Cocoon also provides adaptive caching. Site resources, even those which are dynamically generated (since Cocoon components may be implemented to be cache-aware), can be cached inside Cocoon. This prevents wasting CPU cycles to regenerate resources which can be cached.

eXtensible Server Page (XSP) is a SAX-aware server page technology that extends the concept of JSP for XML content. XSPs are compiled into Cocoon Generators and generate SAX events directly, unlike JSPs which are compiled into servlets and require a subsequent parse stage.

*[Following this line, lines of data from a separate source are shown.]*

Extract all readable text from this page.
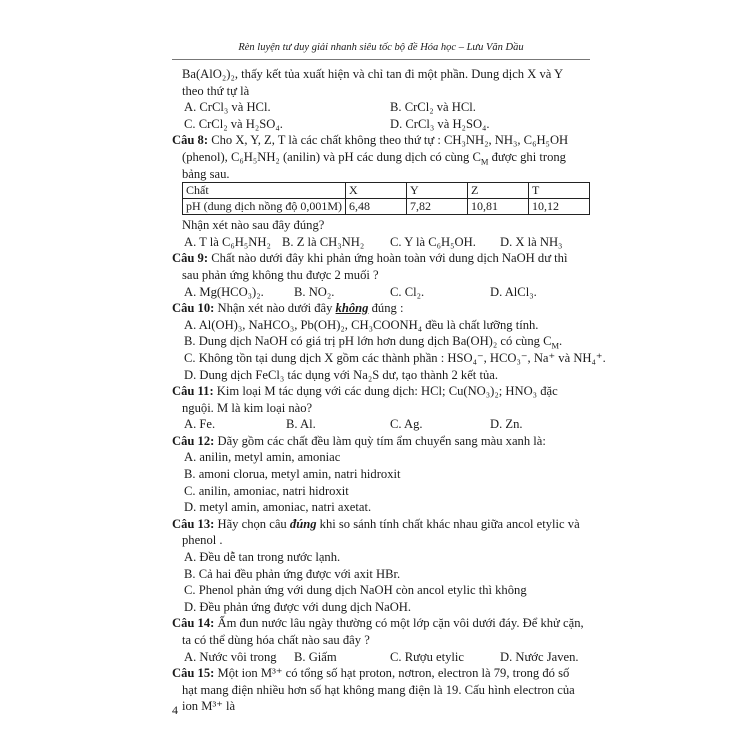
Rèn luyện tư duy giải nhanh siêu tốc bộ đề Hóa học – Lưu Văn Dầu
Ba(AlO₂)₂, thấy kết tủa xuất hiện và chỉ tan đi một phần. Dung dịch X và Y
theo thứ tự là
A. CrCl₃ và HCl.	B. CrCl₂ và HCl.
C. CrCl₂ và H₂SO₄.	D. CrCl₃ và H₂SO₄.
Câu 8: Cho X, Y, Z, T là các chất không theo thứ tự : CH₃NH₂, NH₃, C₆H₅OH
(phenol), C₆H₅NH₂ (anilin) và pH các dung dịch có cùng $C_M$ được ghi trong
bảng sau.
Chất	X	Y	Z	T
pH (dung dịch nồng độ 0,001M)	6,48	7,82	10,81	10,12
Nhận xét nào sau đây đúng?
A. T là C₆H₅NH₂ B. Z là CH₃NH₂	C. Y là C₆H₅OH.	D. X là NH₃
Câu 9: Chất nào dưới đây khi phản ứng hoàn toàn với dung dịch NaOH dư thì
sau phản ứng không thu được 2 muối ?
A. Mg(HCO₃)₂.	B. NO₂.	C. Cl₂.	D. AlCl₃.
Câu 10: Nhận xét nào dưới đây không đúng :
A. Al(OH)₃, NaHCO₃, Pb(OH)₂, CH₃COONH₄ đều là chất lưỡng tính.
B. Dung dịch NaOH có giá trị pH lớn hơn dung dịch Ba(OH)₂ có cùng $C_M$.
C. Không tồn tại dung dịch X gồm các thành phần : HSO₄⁻, HCO₃⁻, Na⁺ và NH₄⁺.
D. Dung dịch FeCl₃ tác dụng với Na₂S dư, tạo thành 2 kết tủa.
Câu 11: Kim loại M tác dụng với các dung dịch: HCl; Cu(NO₃)₂; HNO₃ đặc
nguội. M là kim loại nào?
A. Fe.	B. Al.	C. Ag.	D. Zn.
Câu 12: Dãy gồm các chất đều làm quỳ tím ẩm chuyển sang màu xanh là:
A. anilin, metyl amin, amoniac
B. amoni clorua, metyl amin, natri hidroxit
C. anilin, amoniac, natri hidroxit
D. metyl amin, amoniac, natri axetat.
Câu 13: Hãy chọn câu đúng khi so sánh tính chất khác nhau giữa ancol etylic và
phenol .
A. Đều dễ tan trong nước lạnh.
B. Cả hai đều phản ứng được với axit HBr.
C. Phenol phản ứng với dung dịch NaOH còn ancol etylic thì không
D. Đều phản ứng được với dung dịch NaOH.
Câu 14: Ấm đun nước lâu ngày thường có một lớp cặn vôi dưới đáy. Để khử cặn,
ta có thể dùng hóa chất nào sau đây ?
A. Nước vôi trong	B. Giấm	C. Rượu etylic	D. Nước Javen.
Câu 15: Một ion M³⁺ có tổng số hạt proton, nơtron, electron là 79, trong đó số
hạt mang điện nhiều hơn số hạt không mang điện là 19. Cấu hình electron của
ion M³⁺ là
4
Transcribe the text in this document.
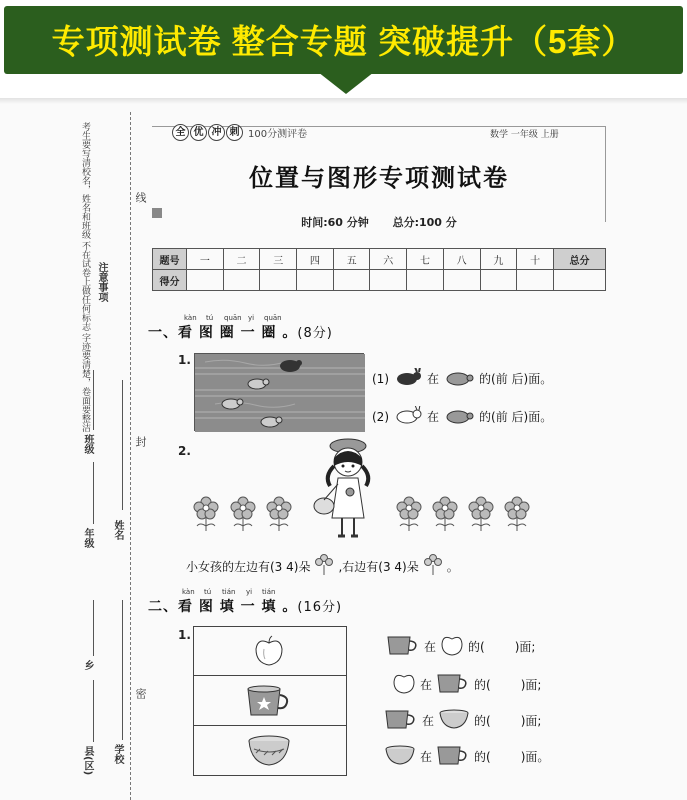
专项测试卷 整合专题 突破提升（5套）
考生要写清校名，姓名和班级
不在试卷上做任何标志
字迹要清楚，卷面要整洁
线
注意事项
班级	封
年级 姓名
乡
密
县(区) 学校
全 优 冲 刺 100分测评卷	数学 一年级 上册
位置与图形专项测试卷
时间:60 分钟 总分:100 分
题号	一	二	三	四	五	六	七	八	九	十	总分
得分											
kàn tú quān yi quān
一、看 图 圈 一 圈 。(8分)
1.
(1)	在	的(前 后)面。
(2)	在	的(前 后)面。
2.
小女孩的左边有(3 4)朵 ,右边有(3 4)朵 。
kàn tú tián yi tián
二、看 图 填 一 填 。(16分)
1.
在	的(	)面;
在	的(	)面;
在	的(	)面;
在	的(	)面。
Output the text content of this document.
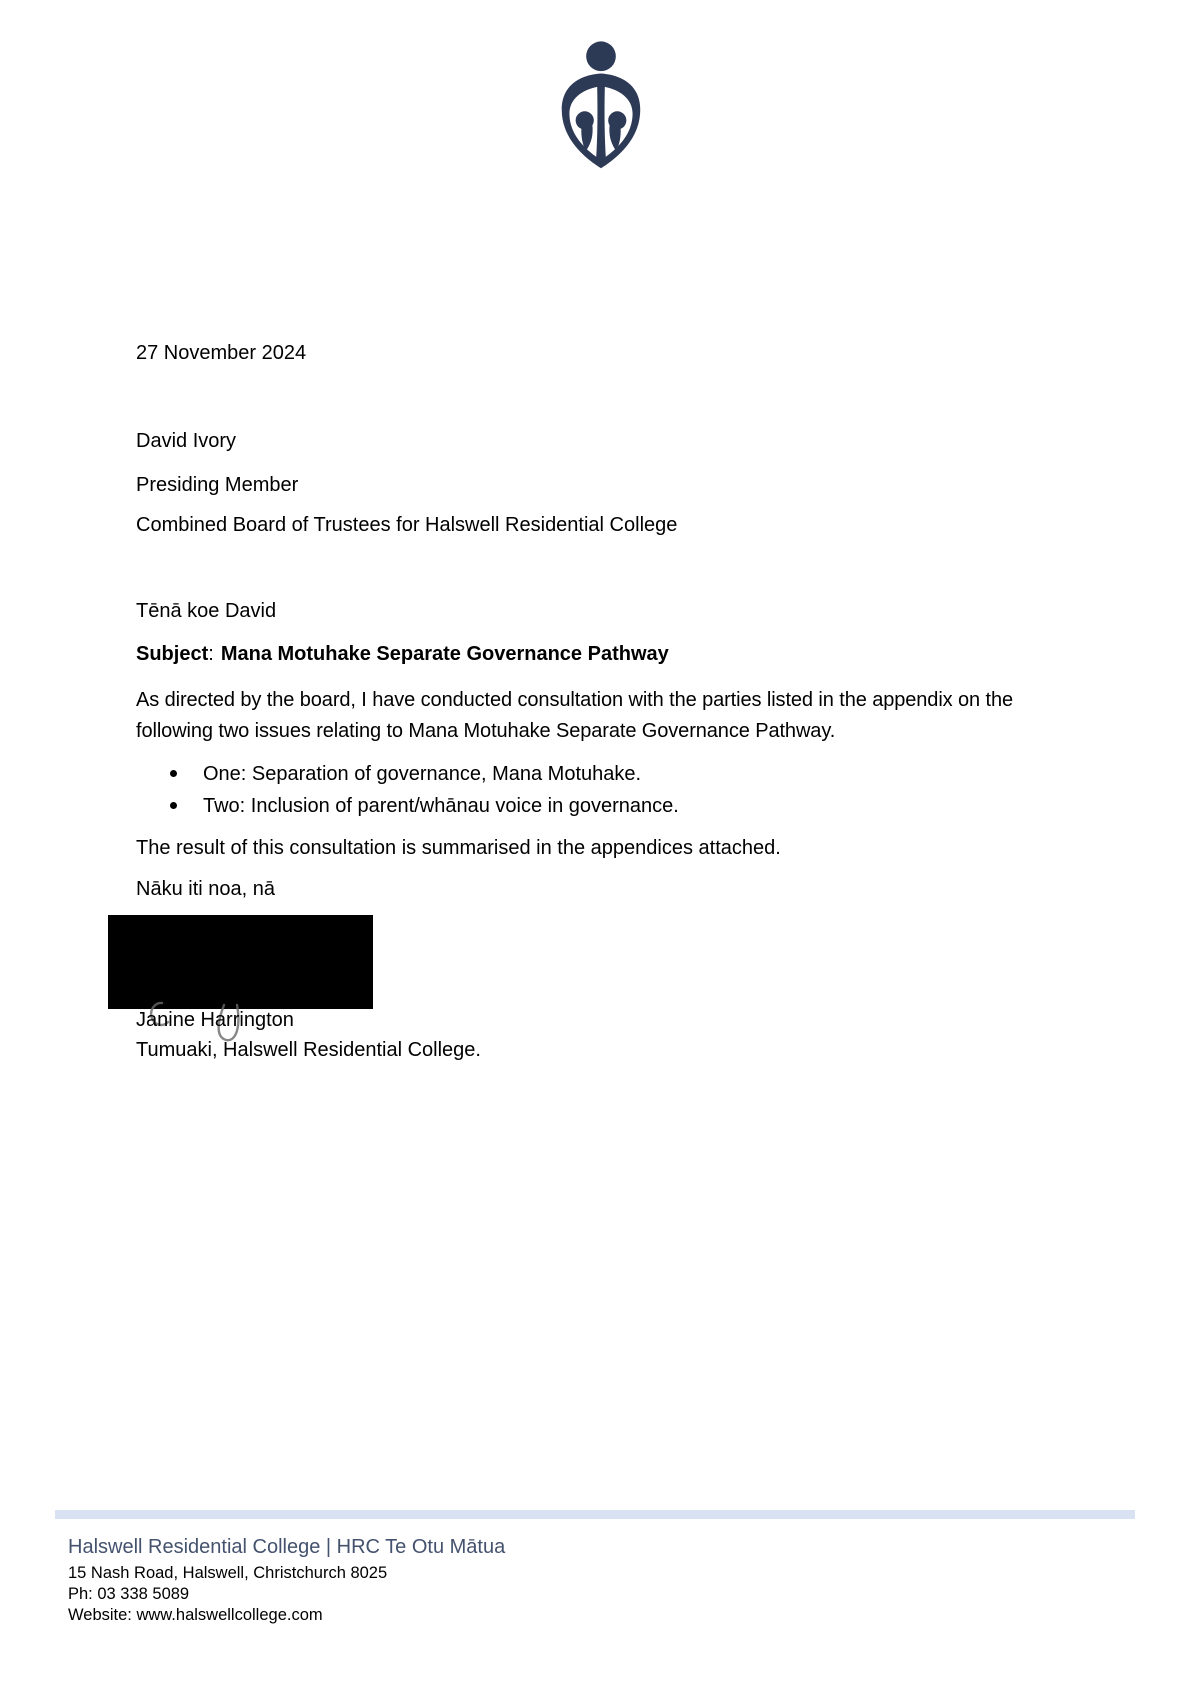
27 November 2024
David Ivory
Presiding Member
Combined Board of Trustees for Halswell Residential College
Tēnā koe David
Subject: Mana Motuhake Separate Governance Pathway
As directed by the board, I have conducted consultation with the parties listed in the appendix on the following two issues relating to Mana Motuhake Separate Governance Pathway.
One: Separation of governance, Mana Motuhake.
Two: Inclusion of parent/whānau voice in governance.
The result of this consultation is summarised in the appendices attached.
Nāku iti noa, nā
Janine Harrington
Tumuaki, Halswell Residential College.
Halswell Residential College | HRC Te Otu Mātua
15 Nash Road, Halswell, Christchurch 8025
Ph: 03 338 5089
Website: www.halswellcollege.com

XSPs allow you to associate dynamic behavior with tags in a particular namespace and "logicsheets", which are XSLT stylesheets that transform tags into XSP logic and allow better separation beween code and content.

Conclusion

Cocoon is currently based on many other Apache projects -- Ant, Avalon, Xerces, Xalan, FOP, Batik, Velocity, Regexp -- but due to its high modularity, it has ful support for alternative implementations of underlying W3C technologies.

The Cocoon development community is one of the more active under the Apache Software Foundation: boasting more than 15 active developers, around 500 subscribers of the development mail list, and around 1100 on the user list. We consider Cocoon 2.0 stable in both implementation and API: this means that we consider it safe to be used for production environments. And it's already being used on many such projects.

You can find more information about Apache Cocoon at its home page, from which it may also be downloaded.